Mexico Report: Here are 12 Rest Stops for this Summer’s Fleet of Baja Bashers

Who are the Baja Bashers? They’re the couple hundred U.S. boaters who may only now, be departing Pacific Mexico headed northbound, hopefully before the next hurricane overtakes them.

The outside of Baja is infamous for its lack of yacht services and reliable overnight anchorages.

The 740 nautical mile stretch between the yacht havens of Los Cabos and Ensenada is know as the Baja Abyss.
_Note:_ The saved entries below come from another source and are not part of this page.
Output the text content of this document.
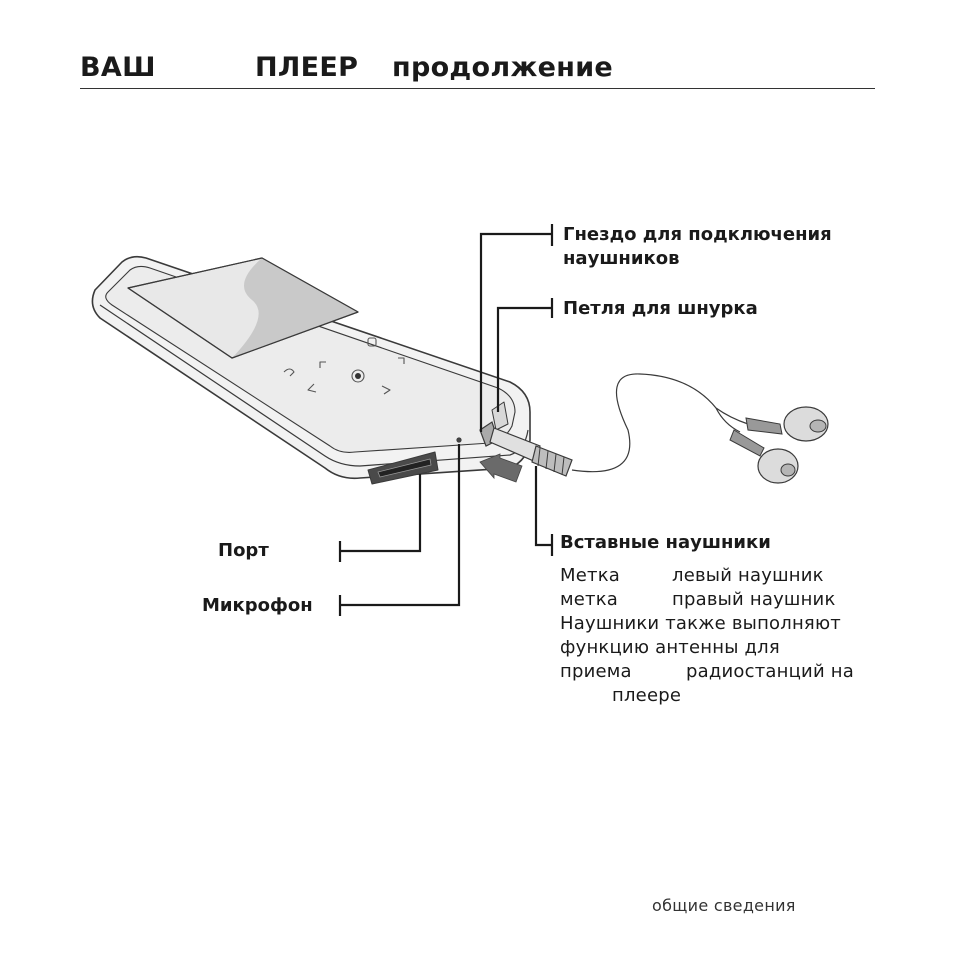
ВАШ	ПЛЕЕР продолжение
Гнездо для подключения
наушников
Петля для шнурка
Вставные наушники
Порт
Микрофон
Метка	левый наушник
метка	правый наушник
Наушники также выполняют
функцию антенны для
приема	радиостанций на
плеере
общие сведения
If you imagine that you’ll be able to sleep every night in a comfortable anchorage, dream on. If you’re tired of bashing and just hanker for a quiet slip with dock power, forget it.  If you happen to need an emergency haul out, sorry, you’ll find no boat yard along the Baja Abyss.

July usually brings a lessening of the prevailing Northwesterlies, and if you’re lucky, you may get only light southerlies. Of course, you’re keeping track of nasty weather creeping up from down south, right?

Because you can’t dawdle on this exposed outside coast of Baja, a brief rest may be all you get. Here’s where to stop along the abyss.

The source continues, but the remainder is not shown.